Here’s what happened.
The big picture
Even without Kemba Walker, Marcus Smart, and Rob Williams, the Celtics looked like they might roll in the first half, building a double-digit lead before the Bulls trimmed it back to six at halftime.
In the third quarter, however, the wheels came off: Chicago outscored the Celtics 32-18, building an eight-point advantage. That lead held throughout the fourth — after the Celtics tied the game at 90, they started turning the ball over, and the Bulls went on a 6-0 run from which the Celtics never recovered.
Star of the game
Nikola Vucevic — 29 points, 13-for-23, 3-for-6 from three, nine rebounds
Orlando, Chicago, it doesn’t really matter: The Celtics have fits with Nikola Vucevic. On Monday, Vucevic punished the Celtics in the post and in pick-and-pop sets from behind the 3-point line. If that sentence sounds familiar, it’s probably because Vucevic always punishes the Celtics in the post and in pick-and-pop sets from behind the 3-point line.
What it means
This one will sting a bit for the Celtics, both because the Bulls without Zach LaVine were very beatable and because it sends the Celtics into their toughest back-to-back of the season — Phoenix and Brooklyn — with a little extra pressure to get a win and keep pace with only 14 games remaining.
Still, the Celtics were bound to lose a game sooner or later. Getting back on track is encouraging. Getting a win against Phoenix or Brooklyn would cleanse the bad taste of Monday’s loss quickly.
1. The Celtics might not like their next film session. The Bulls pulled down nine offensive rebounds and outscored the Celtics 18-4 on second-chance points.
Meanwhile, after cleaning up their sloppy play during their winning streak, the Celtics finished with 16 costly turnovers. Those turnovers don’t even count the times Jaylen Brown and Jayson Tatum were stripped after the Celtics tied the game late in the fourth quarter. Monday’s game was as sloppy as Saturday’s game was dramatic.
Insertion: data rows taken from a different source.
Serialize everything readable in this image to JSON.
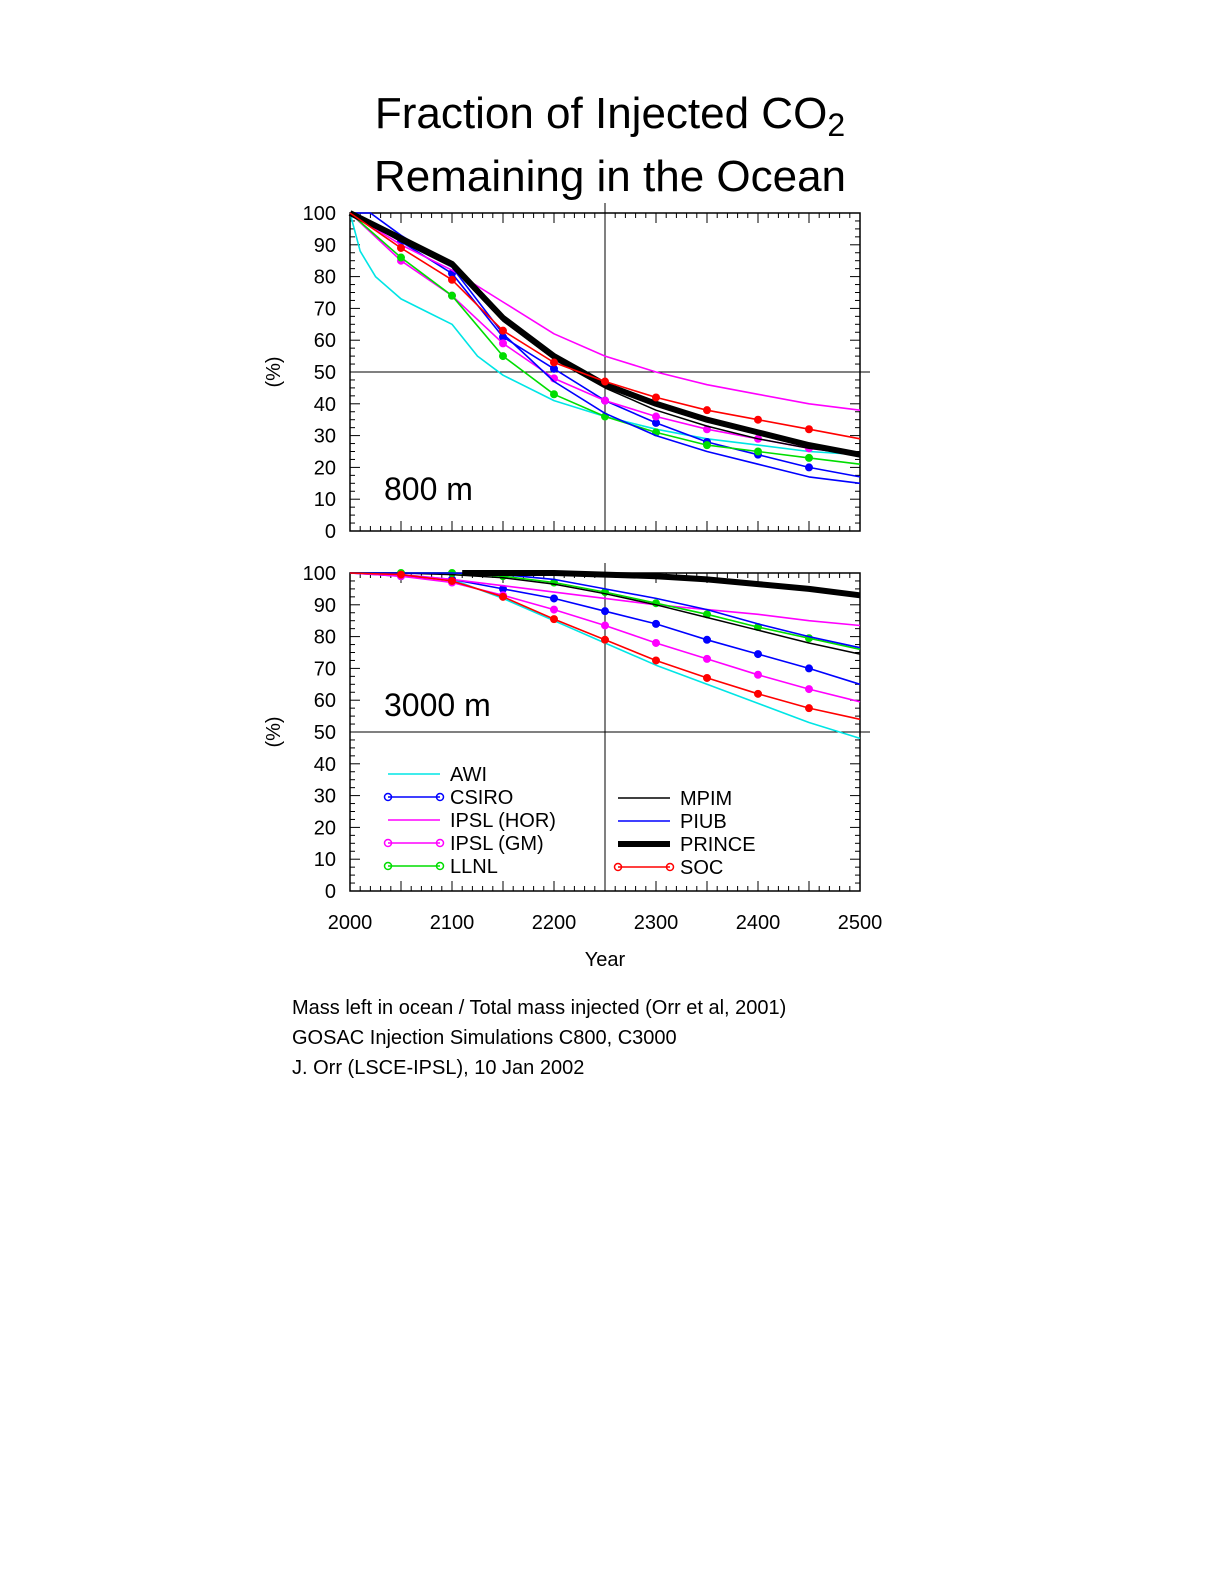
{
  "title": {
    "line1": "Fraction of Injected CO",
    "subscript": "2",
    "line2": "Remaining in the Ocean"
  },
  "notes": [
    "Mass left in ocean / Total mass injected (Orr et al, 2001)",
    "GOSAC Injection Simulations C800, C3000",
    "J. Orr (LSCE-IPSL), 10 Jan 2002"
  ],
  "colors": {
    "AWI": "#00e5e5",
    "CSIRO": "#0000ff",
    "IPSL (HOR)": "#ff00ff",
    "IPSL (GM)": "#ff00ff",
    "LLNL": "#00dd00",
    "MPIM": "#000000",
    "PIUB": "#0000ff",
    "PRINCE": "#000000",
    "SOC": "#ff0000"
  },
  "legend_left": [
    "AWI",
    "CSIRO",
    "IPSL (HOR)",
    "IPSL (GM)",
    "LLNL"
  ],
  "legend_right": [
    "MPIM",
    "PIUB",
    "PRINCE",
    "SOC"
  ],
  "chart_data": [
    {
      "type": "line",
      "panel_label": "800 m",
      "xlabel": "Year",
      "ylabel": "(%)",
      "xlim": [
        2000,
        2500
      ],
      "ylim": [
        0,
        100
      ],
      "xticks": [
        2000,
        2100,
        2200,
        2300,
        2400,
        2500
      ],
      "yticks": [
        0,
        10,
        20,
        30,
        40,
        50,
        60,
        70,
        80,
        90,
        100
      ],
      "reference_lines": {
        "y": 50,
        "x": 2250
      },
      "series": [
        {
          "name": "AWI",
          "x": [
            2000,
            2010,
            2025,
            2050,
            2075,
            2100,
            2125,
            2150,
            2200,
            2250,
            2300,
            2350,
            2400,
            2450,
            2500
          ],
          "y": [
            100,
            88,
            80,
            73,
            69,
            65,
            55,
            49,
            41,
            36,
            32,
            29,
            27,
            25,
            24
          ]
        },
        {
          "name": "CSIRO",
          "x": [
            2000,
            2050,
            2100,
            2150,
            2200,
            2250,
            2300,
            2350,
            2400,
            2450,
            2500
          ],
          "y": [
            100,
            91,
            81,
            61,
            51,
            41,
            34,
            28,
            24,
            20,
            17
          ]
        },
        {
          "name": "IPSL (HOR)",
          "x": [
            2000,
            2050,
            2100,
            2150,
            2200,
            2250,
            2300,
            2350,
            2400,
            2450,
            2500
          ],
          "y": [
            100,
            90,
            82,
            72,
            62,
            55,
            50,
            46,
            43,
            40,
            38
          ]
        },
        {
          "name": "IPSL (GM)",
          "x": [
            2000,
            2050,
            2100,
            2150,
            2200,
            2250,
            2300,
            2350,
            2400,
            2450,
            2500
          ],
          "y": [
            100,
            85,
            74,
            59,
            48,
            41,
            36,
            32,
            29,
            26,
            24
          ]
        },
        {
          "name": "LLNL",
          "x": [
            2000,
            2050,
            2100,
            2150,
            2200,
            2250,
            2300,
            2350,
            2400,
            2450,
            2500
          ],
          "y": [
            100,
            86,
            74,
            55,
            43,
            36,
            31,
            27,
            25,
            23,
            21
          ]
        },
        {
          "name": "MPIM",
          "x": [
            2000,
            2050,
            2100,
            2150,
            2200,
            2250,
            2300,
            2350,
            2400,
            2450,
            2500
          ],
          "y": [
            100,
            91,
            83,
            66,
            54,
            45,
            38,
            33,
            29,
            26,
            24
          ]
        },
        {
          "name": "PIUB",
          "x": [
            2000,
            2020,
            2050,
            2100,
            2150,
            2200,
            2250,
            2300,
            2350,
            2400,
            2450,
            2500
          ],
          "y": [
            100,
            100,
            93,
            83,
            62,
            47,
            37,
            30,
            25,
            21,
            17,
            15
          ]
        },
        {
          "name": "PRINCE",
          "x": [
            2000,
            2050,
            2100,
            2150,
            2200,
            2250,
            2300,
            2350,
            2400,
            2450,
            2500
          ],
          "y": [
            100,
            92,
            84,
            67,
            55,
            46,
            40,
            35,
            31,
            27,
            24
          ]
        },
        {
          "name": "SOC",
          "x": [
            2000,
            2050,
            2100,
            2150,
            2200,
            2250,
            2300,
            2350,
            2400,
            2450,
            2500
          ],
          "y": [
            100,
            89,
            79,
            63,
            53,
            47,
            42,
            38,
            35,
            32,
            29
          ]
        }
      ]
    },
    {
      "type": "line",
      "panel_label": "3000 m",
      "xlabel": "Year",
      "ylabel": "(%)",
      "xlim": [
        2000,
        2500
      ],
      "ylim": [
        0,
        100
      ],
      "xticks": [
        2000,
        2100,
        2200,
        2300,
        2400,
        2500
      ],
      "yticks": [
        0,
        10,
        20,
        30,
        40,
        50,
        60,
        70,
        80,
        90,
        100
      ],
      "reference_lines": {
        "y": 50,
        "x": 2250
      },
      "series": [
        {
          "name": "AWI",
          "x": [
            2000,
            2050,
            2100,
            2150,
            2200,
            2250,
            2300,
            2350,
            2400,
            2450,
            2500
          ],
          "y": [
            100,
            99.5,
            98,
            92,
            85,
            78,
            71,
            65,
            59,
            53,
            48
          ]
        },
        {
          "name": "CSIRO",
          "x": [
            2000,
            2050,
            2100,
            2150,
            2200,
            2250,
            2300,
            2350,
            2400,
            2450,
            2500
          ],
          "y": [
            100,
            99,
            98,
            95,
            92,
            88,
            84,
            79,
            74.5,
            70,
            65
          ]
        },
        {
          "name": "IPSL (HOR)",
          "x": [
            2000,
            2050,
            2100,
            2150,
            2200,
            2250,
            2300,
            2350,
            2400,
            2450,
            2500
          ],
          "y": [
            100,
            99.5,
            98,
            96,
            94,
            92,
            90,
            88.5,
            87,
            85,
            83.5
          ]
        },
        {
          "name": "IPSL (GM)",
          "x": [
            2000,
            2050,
            2100,
            2150,
            2200,
            2250,
            2300,
            2350,
            2400,
            2450,
            2500
          ],
          "y": [
            100,
            99,
            97,
            93,
            88.5,
            83.5,
            78,
            73,
            68,
            63.5,
            59.5
          ]
        },
        {
          "name": "LLNL",
          "x": [
            2000,
            2050,
            2100,
            2150,
            2200,
            2250,
            2300,
            2350,
            2400,
            2450,
            2500
          ],
          "y": [
            100,
            100,
            100,
            99,
            97,
            94,
            90.5,
            87,
            83,
            79.5,
            76
          ]
        },
        {
          "name": "MPIM",
          "x": [
            2000,
            2050,
            2100,
            2150,
            2200,
            2250,
            2300,
            2350,
            2400,
            2450,
            2500
          ],
          "y": [
            100,
            100,
            99.5,
            98.5,
            96.5,
            93.5,
            90,
            86,
            82,
            78,
            74.5
          ]
        },
        {
          "name": "PIUB",
          "x": [
            2000,
            2050,
            2100,
            2150,
            2200,
            2250,
            2300,
            2350,
            2400,
            2450,
            2500
          ],
          "y": [
            100,
            100,
            100,
            99.5,
            98,
            95,
            92,
            88.5,
            84,
            80,
            76.5
          ]
        },
        {
          "name": "PRINCE",
          "x": [
            2110,
            2150,
            2200,
            2250,
            2300,
            2350,
            2400,
            2450,
            2500
          ],
          "y": [
            100,
            100,
            100,
            99.5,
            99,
            98,
            96.5,
            95,
            93
          ]
        },
        {
          "name": "SOC",
          "x": [
            2000,
            2050,
            2100,
            2150,
            2200,
            2250,
            2300,
            2350,
            2400,
            2450,
            2500
          ],
          "y": [
            100,
            99.5,
            97.5,
            92.5,
            85.5,
            79,
            72.5,
            67,
            62,
            57.5,
            54
          ]
        }
      ]
    }
  ]
}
2. Tatum recorded his first career triple double with 14 points, 13 rebounds and 10 assists, but he finished 3-for-17 from the floor and never seemed to find his footing from the field. On an off night, Tatum found ways to contribute by moving the ball (and he drew plenty of praise for his passing from Danny Ainge on the broadcast), but the Celtics could have used some heroics down the stretch.
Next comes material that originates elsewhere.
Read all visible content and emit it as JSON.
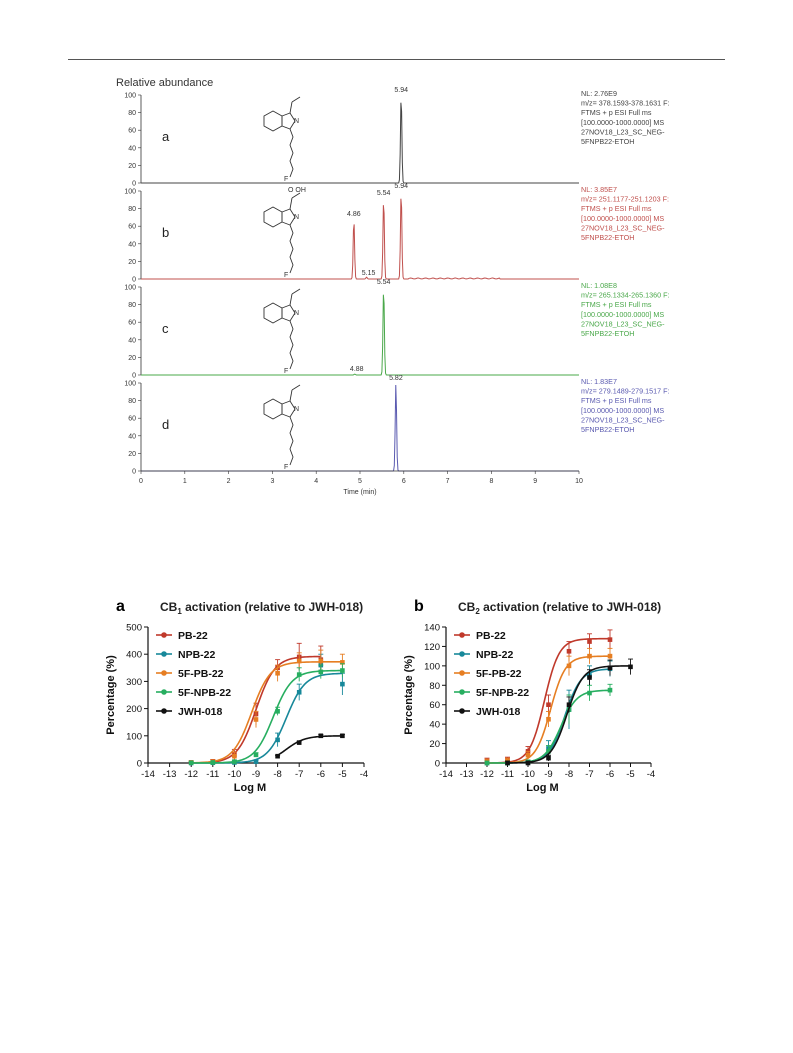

3. With Smart and Walker out, the Celtics tried some unique looks at lead guard. Tremont Waters impressed with his two-way play, getting to the rim and creating havoc defensively.
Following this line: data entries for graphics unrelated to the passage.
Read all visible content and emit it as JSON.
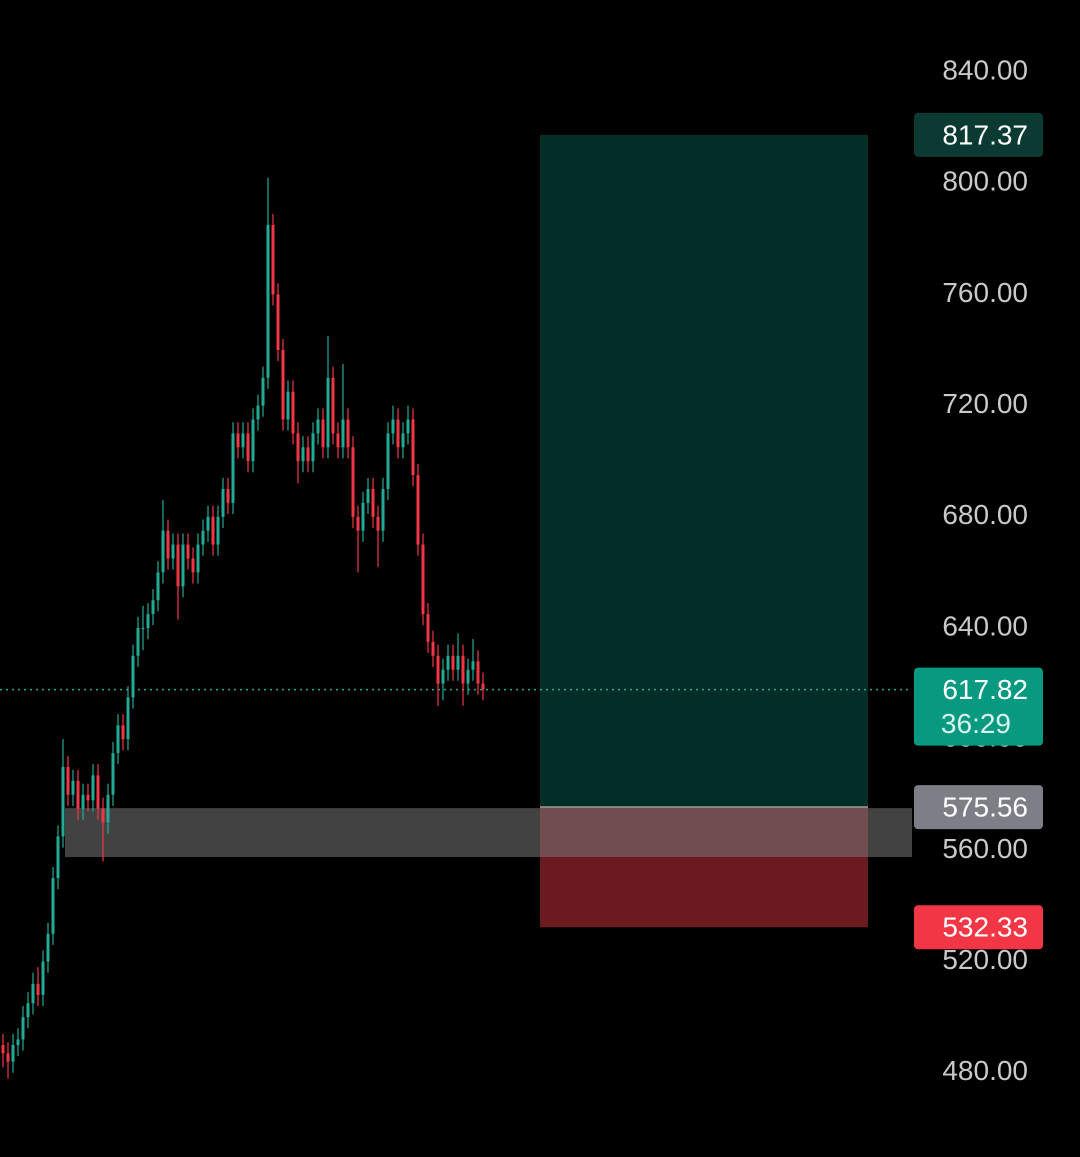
{
  "chart_data": {
    "type": "candlestick",
    "up_color": "#22ab94",
    "down_color": "#f23645",
    "ylim": [
      449.7,
      865.9
    ],
    "yticks": [
      {
        "value": 840,
        "label": "840.00"
      },
      {
        "value": 800,
        "label": "800.00"
      },
      {
        "value": 760,
        "label": "760.00"
      },
      {
        "value": 720,
        "label": "720.00"
      },
      {
        "value": 680,
        "label": "680.00"
      },
      {
        "value": 640,
        "label": "640.00"
      },
      {
        "value": 600,
        "label": "600.00"
      },
      {
        "value": 560,
        "label": "560.00"
      },
      {
        "value": 520,
        "label": "520.00"
      },
      {
        "value": 480,
        "label": "480.00"
      }
    ],
    "ohlc": [
      [
        490,
        494,
        482,
        487
      ],
      [
        487,
        491,
        478,
        484
      ],
      [
        484,
        494,
        480,
        490
      ],
      [
        490,
        496,
        486,
        492
      ],
      [
        492,
        504,
        488,
        500
      ],
      [
        500,
        509,
        496,
        505
      ],
      [
        505,
        516,
        501,
        512
      ],
      [
        512,
        518,
        504,
        508
      ],
      [
        508,
        524,
        504,
        520
      ],
      [
        520,
        534,
        516,
        530
      ],
      [
        530,
        554,
        526,
        550
      ],
      [
        550,
        569,
        546,
        565
      ],
      [
        565,
        600,
        561,
        590
      ],
      [
        590,
        594,
        576,
        580
      ],
      [
        580,
        589,
        576,
        585
      ],
      [
        585,
        589,
        571,
        575
      ],
      [
        575,
        584,
        571,
        580
      ],
      [
        580,
        584,
        574,
        578
      ],
      [
        578,
        591,
        574,
        587
      ],
      [
        587,
        591,
        571,
        575
      ],
      [
        575,
        579,
        556,
        570
      ],
      [
        570,
        584,
        566,
        580
      ],
      [
        580,
        599,
        576,
        595
      ],
      [
        595,
        609,
        591,
        605
      ],
      [
        605,
        609,
        596,
        600
      ],
      [
        600,
        619,
        596,
        615
      ],
      [
        615,
        634,
        611,
        630
      ],
      [
        630,
        644,
        626,
        640
      ],
      [
        640,
        648,
        632,
        640
      ],
      [
        640,
        649,
        636,
        645
      ],
      [
        645,
        654,
        641,
        650
      ],
      [
        650,
        664,
        646,
        660
      ],
      [
        660,
        686,
        656,
        675
      ],
      [
        675,
        679,
        661,
        665
      ],
      [
        665,
        674,
        661,
        670
      ],
      [
        670,
        674,
        643,
        655
      ],
      [
        655,
        674,
        651,
        670
      ],
      [
        670,
        674,
        661,
        665
      ],
      [
        665,
        669,
        656,
        660
      ],
      [
        660,
        674,
        656,
        670
      ],
      [
        670,
        679,
        666,
        675
      ],
      [
        675,
        684,
        671,
        680
      ],
      [
        680,
        684,
        666,
        670
      ],
      [
        670,
        684,
        666,
        680
      ],
      [
        680,
        694,
        676,
        690
      ],
      [
        690,
        694,
        681,
        685
      ],
      [
        685,
        714,
        681,
        710
      ],
      [
        710,
        714,
        701,
        705
      ],
      [
        705,
        714,
        701,
        710
      ],
      [
        710,
        714,
        696,
        700
      ],
      [
        700,
        719,
        696,
        715
      ],
      [
        715,
        724,
        711,
        720
      ],
      [
        720,
        734,
        716,
        730
      ],
      [
        730,
        802,
        726,
        785
      ],
      [
        785,
        789,
        756,
        760
      ],
      [
        760,
        764,
        736,
        740
      ],
      [
        740,
        744,
        711,
        715
      ],
      [
        715,
        729,
        711,
        725
      ],
      [
        725,
        729,
        706,
        710
      ],
      [
        710,
        714,
        692,
        700
      ],
      [
        700,
        709,
        696,
        705
      ],
      [
        705,
        709,
        696,
        700
      ],
      [
        700,
        714,
        696,
        710
      ],
      [
        710,
        719,
        706,
        715
      ],
      [
        715,
        719,
        701,
        705
      ],
      [
        705,
        745,
        701,
        730
      ],
      [
        730,
        734,
        706,
        710
      ],
      [
        710,
        714,
        701,
        705
      ],
      [
        705,
        735,
        701,
        715
      ],
      [
        715,
        719,
        701,
        705
      ],
      [
        705,
        709,
        676,
        680
      ],
      [
        680,
        684,
        660,
        675
      ],
      [
        675,
        689,
        671,
        685
      ],
      [
        685,
        694,
        681,
        690
      ],
      [
        690,
        694,
        676,
        680
      ],
      [
        680,
        684,
        662,
        675
      ],
      [
        675,
        694,
        671,
        690
      ],
      [
        690,
        714,
        686,
        710
      ],
      [
        710,
        720,
        706,
        715
      ],
      [
        715,
        719,
        701,
        705
      ],
      [
        705,
        714,
        701,
        710
      ],
      [
        710,
        720,
        706,
        715
      ],
      [
        715,
        719,
        691,
        695
      ],
      [
        695,
        699,
        666,
        670
      ],
      [
        670,
        674,
        641,
        645
      ],
      [
        645,
        649,
        631,
        635
      ],
      [
        635,
        639,
        626,
        630
      ],
      [
        630,
        634,
        612,
        620
      ],
      [
        620,
        629,
        614,
        625
      ],
      [
        625,
        634,
        621,
        630
      ],
      [
        630,
        634,
        621,
        625
      ],
      [
        625,
        638,
        621,
        630
      ],
      [
        630,
        634,
        612,
        620
      ],
      [
        620,
        629,
        616,
        625
      ],
      [
        625,
        636,
        621,
        628
      ],
      [
        628,
        632,
        616,
        620
      ],
      [
        620,
        624,
        614,
        617.82
      ]
    ],
    "zone": [
      557.6,
      575.2
    ],
    "position": {
      "target": 817.37,
      "entry": 575.56,
      "stop": 532.33
    },
    "last_price": 617.82,
    "countdown": "36:29"
  }
}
In the first half, the Celtics gave Romeo Langford some looks at point guard. Brad Stevens has repeatedly praised Langford’s feel in the pick-and-roll, and Langford showed why he has earned Stevens’ praise at times with a pair of nice, simple pick-and-roll assists.
Langford should be a pick-and-roll threat as he develops — a talented slasher who can finish around the rim, handle and pass in traffic. Still, as Brad Stevens noted after the game, he isn’t ready for those responsibilities yet.
4. Jabari Parker impressed for the second game in a row, posting eight points on 4-for-7 shooting in 16 minutes. Parker looks like a very intriguing fit as an opportunistic small-ball big who can do a lot of different things.
“He’s a guy that can score, he’s a guy that’s got shiftiness in one-on-one matchups in the post and mid-post,” Stevens said before the game. “He’s great on the baseline, and there’s ways he has to improve to play in the most meaningful games and the most meaningful times. But he’s a good guy, good worker, he’s excited to be here, and we’re excited that he chose to come here.”
5. Danny Ainge was relatively muted in his appearance on the NBC Sports Boston broadcast, but he seems to be a big fan of Romeo Langford’s defense. Brian Scalabrine also offered a funny note: Apparently, Celtics assistant GM Mike Zarren told him not to engage if Ainge started complaining about the officials.
Fortunately for all parties involved, Ainge seemed to be on his best behavior, and the league will have little reason to levy a fine.